On 9/2/14 1:51 PM, Erick Erickson wrote:
bq: In my actual index, query "MacBook" is matching ONLY "mac book", and
not "macbook"
I suspect your query parameters for WordDelimiterFilterFactory doesn't have
catenate words set.
What do you see when you enter these in both the index and query portions
of the admin/analysis page?
Thanks Erick!
Our WordDelimiterFilterFactory does have catenate words set, in both
index and query phases (is that right?):
<filter class="solr.WordDelimiterFilterFactory" generateWordParts="1"
generateNumberParts="1" catenateWords="1" catenateNumbers="1"
catenateAll="0" splitOnCaseChange="1"/>
It's hard to cut and paste the results of the analysis page into email
(or anywhere!), I'll give you screenshots, sorry -- and I'll give them
for our whole real world app complex field definition. I'll also paste
in our entire field definition below. But I realize my next step is
probably creating a simpler isolation/reproduction case (unless you have
a magic answer from this!).
Again, the problem is that "MacBook" seems to be only matching on
indexed "macbook" and not indexed "mac book".
"MacBook" query analysis:
https://www.dropbox.com/s/b8y11usjdlc88un/mixedcasequery.png
"MacBook" index analysis:
https://www.dropbox.com/s/fwae3nz4tdtjhjv/mixedcaseindex.png
"mac book" index analysis:
https://www.dropbox.com/s/mihd58f6zs3rfu8/twowordindex.png
Our entire actual field definition:
<fieldType name="text" class="solr.TextField"
positionIncrementGap="100" autoGeneratePhraseQueries="true">
<analyzer>
<!-- the rulefiles thing is to keep ICUTokenizerFactory from
stripping punctuation,
so our synonym filter involving C++ etc can still work.
From:
https://mail-archives.apache.org/mod_mbox/lucene-solr-user/201305.mbox/%3c51965e70.6070...@elyograg.org%3E
the rbbi file is in our local ./conf, copied from lucene
source tree -->
<tokenizer class="solr.ICUTokenizerFactory"

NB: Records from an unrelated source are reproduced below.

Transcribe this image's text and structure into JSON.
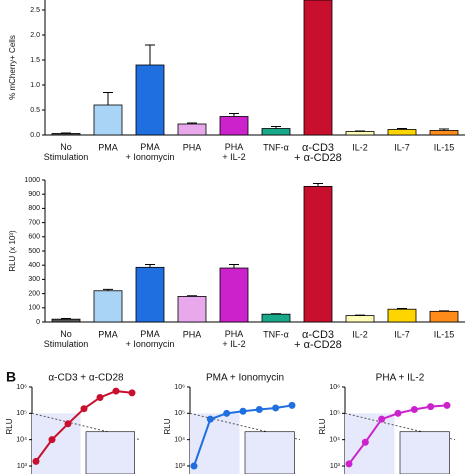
{
  "chart_data": [
    {
      "type": "bar",
      "ylabel": "% mCherry+ Cells",
      "categories": [
        "No\nStimulation",
        "PMA",
        "PMA\n+ Ionomycin",
        "PHA",
        "PHA\n+ IL-2",
        "TNF-α",
        "α-CD3\n+ α-CD28",
        "IL-2",
        "IL-7",
        "IL-15"
      ],
      "values": [
        0.03,
        0.6,
        1.4,
        0.22,
        0.37,
        0.13,
        2.7,
        0.07,
        0.11,
        0.09
      ],
      "errors": [
        0.01,
        0.25,
        0.4,
        0.02,
        0.06,
        0.04,
        0,
        0.01,
        0.02,
        0.03
      ],
      "colors": [
        "#555555",
        "#a9d4f5",
        "#1f6fe0",
        "#e8a8ec",
        "#cc22cc",
        "#1aa88a",
        "#c8102e",
        "#fffcb8",
        "#ffd500",
        "#ff8c1a"
      ],
      "ylim": [
        0,
        2.7
      ],
      "yticks": [
        {
          "value": 0,
          "label": "0.0"
        },
        0.5,
        {
          "value": 1,
          "label": "1.0"
        },
        1.5,
        {
          "value": 2,
          "label": "2.0"
        },
        2.5
      ]
    },
    {
      "type": "bar",
      "ylabel": "RLU (x 10³)",
      "categories": [
        "No\nStimulation",
        "PMA",
        "PMA\n+ Ionomycin",
        "PHA",
        "PHA\n+ IL-2",
        "TNF-α",
        "α-CD3\n+ α-CD28",
        "IL-2",
        "IL-7",
        "IL-15"
      ],
      "values": [
        20,
        220,
        385,
        180,
        380,
        55,
        955,
        45,
        90,
        75
      ],
      "errors": [
        5,
        10,
        20,
        5,
        25,
        3,
        20,
        3,
        5,
        3
      ],
      "colors": [
        "#555555",
        "#a9d4f5",
        "#1f6fe0",
        "#e8a8ec",
        "#cc22cc",
        "#1aa88a",
        "#c8102e",
        "#fffcb8",
        "#ffd500",
        "#ff8c1a"
      ],
      "ylim": [
        0,
        1000
      ],
      "yticks": [
        0,
        100,
        200,
        300,
        400,
        500,
        600,
        700,
        800,
        900,
        1000
      ]
    },
    {
      "type": "line",
      "panel": "B",
      "title": "α-CD3 + α-CD28",
      "ylabel": "RLU",
      "log_y": true,
      "x": [
        0,
        1,
        2,
        3,
        4,
        5,
        6
      ],
      "series": [
        {
          "color": "#c8102e",
          "values": [
            1500,
            10000,
            40000,
            150000,
            400000,
            700000,
            600000
          ]
        }
      ],
      "xlim": [
        0,
        6
      ],
      "ylim": [
        1000,
        1000000
      ],
      "yticks": [
        {
          "value": 1000,
          "label": "10³"
        },
        {
          "value": 10000,
          "label": "10⁴"
        },
        {
          "value": 100000,
          "label": "10⁵"
        },
        {
          "value": 1000000,
          "label": "10⁶"
        }
      ]
    },
    {
      "type": "line",
      "title": "PMA + Ionomycin",
      "ylabel": "RLU",
      "log_y": true,
      "x": [
        0,
        1,
        2,
        3,
        4,
        5,
        6
      ],
      "series": [
        {
          "color": "#1f6fe0",
          "values": [
            1000,
            60000,
            100000,
            120000,
            140000,
            160000,
            200000
          ]
        }
      ],
      "xlim": [
        0,
        6
      ],
      "ylim": [
        1000,
        1000000
      ],
      "yticks": [
        {
          "value": 1000,
          "label": "10³"
        },
        {
          "value": 10000,
          "label": "10⁴"
        },
        {
          "value": 100000,
          "label": "10⁵"
        },
        {
          "value": 1000000,
          "label": "10⁶"
        }
      ]
    },
    {
      "type": "line",
      "title": "PHA + IL-2",
      "ylabel": "RLU",
      "log_y": true,
      "x": [
        0,
        1,
        2,
        3,
        4,
        5,
        6
      ],
      "series": [
        {
          "color": "#cc22cc",
          "values": [
            1200,
            8000,
            60000,
            100000,
            140000,
            180000,
            200000
          ]
        }
      ],
      "xlim": [
        0,
        6
      ],
      "ylim": [
        1000,
        1000000
      ],
      "yticks": [
        {
          "value": 1000,
          "label": "10³"
        },
        {
          "value": 10000,
          "label": "10⁴"
        },
        {
          "value": 100000,
          "label": "10⁵"
        },
        {
          "value": 1000000,
          "label": "10⁶"
        }
      ]
    }
  ]
}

rulefiles="Latn:Latin-break-only-on-whitespace.rbbi"/>
<filter class="solr.SynonymFilterFactory"
synonyms="punctuation-whitelist.txt" ignoreCase="true"/>
<filter class="solr.WordDelimiterFilterFactory"
generateWordParts="1" generateNumberParts="1" catenateWords="1"
catenateNumbers="1" catenateAll="0" splitOnCaseChange="1"/>
<!-- folding need sto be after WordDelimiter, so WordDelimiter
can do it's thing with full cases and such -->
<filter class="solr.ICUFoldingFilterFactory" />
<!-- ICUFolding already includes lowercasing, no
need for seperate lowercasing step
<filter class="solr.LowerCaseFilterFactory"/>
-->
<filter class="solr.SnowballPorterFilterFactory"
language="English" protected="protwords.txt"/>
<filter class="solr.RemoveDuplicatesTokenFilterFactory"/>
</analyzer>
</fieldType>